Jonathan Gradit (RC Lens) : « On avait à coeur de se rattraper »

RC Lens Gradit
Anthony Dibon/Icon Sport

Si le RC Lens n’est pas parvenu à renouer avec la victoire après sa lourde défaite subie le week-end passé sur le terrain de Brest, Jonathan Gradit estime que les Lensois ont su relever la tête et retrouver une partie de leur ADN, notamment en seconde période. Entretien.

Jonathan Gradit, quel sentiment vous laisse ce match nul ? 

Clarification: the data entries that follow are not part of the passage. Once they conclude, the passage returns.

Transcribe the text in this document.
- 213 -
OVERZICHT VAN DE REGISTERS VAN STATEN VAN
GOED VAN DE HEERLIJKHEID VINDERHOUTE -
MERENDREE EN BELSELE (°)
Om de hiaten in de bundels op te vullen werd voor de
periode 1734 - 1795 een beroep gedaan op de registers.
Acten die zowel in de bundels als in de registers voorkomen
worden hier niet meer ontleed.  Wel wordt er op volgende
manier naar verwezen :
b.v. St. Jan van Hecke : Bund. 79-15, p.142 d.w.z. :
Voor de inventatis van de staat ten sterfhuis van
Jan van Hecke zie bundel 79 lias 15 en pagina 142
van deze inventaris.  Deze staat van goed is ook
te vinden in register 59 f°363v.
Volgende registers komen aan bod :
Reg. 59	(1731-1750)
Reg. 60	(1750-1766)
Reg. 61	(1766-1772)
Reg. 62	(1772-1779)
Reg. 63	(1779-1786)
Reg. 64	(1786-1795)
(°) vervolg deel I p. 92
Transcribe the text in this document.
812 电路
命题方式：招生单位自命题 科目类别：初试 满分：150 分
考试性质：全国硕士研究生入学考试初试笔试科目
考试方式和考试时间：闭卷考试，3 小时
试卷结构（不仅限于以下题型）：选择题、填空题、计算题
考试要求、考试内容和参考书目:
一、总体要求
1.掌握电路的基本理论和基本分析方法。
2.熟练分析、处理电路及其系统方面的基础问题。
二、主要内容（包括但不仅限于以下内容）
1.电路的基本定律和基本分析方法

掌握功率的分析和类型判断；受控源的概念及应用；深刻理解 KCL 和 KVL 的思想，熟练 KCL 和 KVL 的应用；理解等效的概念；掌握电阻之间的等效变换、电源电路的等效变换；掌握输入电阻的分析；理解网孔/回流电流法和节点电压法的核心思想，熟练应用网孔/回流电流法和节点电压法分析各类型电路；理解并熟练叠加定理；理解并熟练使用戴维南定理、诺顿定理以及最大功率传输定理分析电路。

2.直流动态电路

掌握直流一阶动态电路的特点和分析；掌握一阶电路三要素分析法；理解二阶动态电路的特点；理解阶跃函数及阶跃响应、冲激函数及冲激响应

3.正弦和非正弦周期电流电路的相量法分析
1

Il est assez logique. Il ne faut pas oublier notre première mi-temps, au terme de laquelle on est mené 1-0. On est tombé sur une belle équipe d’Angers, qui nous a posé beaucoup de problèmes. C’est un peu frustrant parce qu’on mène 2-1, qu’on se dit qu’on aurait pu garder le score. Maintenant, au regard de la physionomie du match et de la qualité de l’adversaire, ce n’est pas illogique.

Comment expliquez-vous cette entame de match assez timorée ? 

On sortait d’une gifle, on était vraiment passés à côté à Brest, mais on était passé à autre chose dans la semaine. On abordait ce match avec l’envie de bien faire. C’est surtout Angers qui nous a embêté, de par son positionnement et la qualité de ses joueurs offensifs. C’était un match compliqué. On peut dire qu’on s’en sort bien en première mi-temps, même si on peut avoir des regrets par la suite.

Parce que vous renversez le match en à peine dix minutes au retour des vestiaires…

Je pense que l’apport du public nous aide beaucoup, on ne va pas se le cacher. Cela nous pousse à aller vers l’avant, peut-être un peu trop par moments. C’est que bénéfice pour nous, parce que ce public nous pousse et nous permet de se transcender. On connaît la réputation de Bollaert, c’est un régal de vivre de telles émotions. Ça doit nous permettre de grappiller les points qu’on avait pu perdre sur la phase retour l’an dernier à huis-clos.

Sur l’ensemble, diriez-vous que l’équipe a bien réagi après la déconvenue subie à Brest ? 

Oui, parce qu’on ne s’y attendait vraiment pas. Ça nous est vraiment tombé dessus sans prévenir. On avait quasiment tout raté, c’était un non match. On avait à coeur de se rattraper, je pense qu’on l’a bien fait. Il y a eu des erreurs techniques, mais je ne pense pas que ce soit lié au match de Brest.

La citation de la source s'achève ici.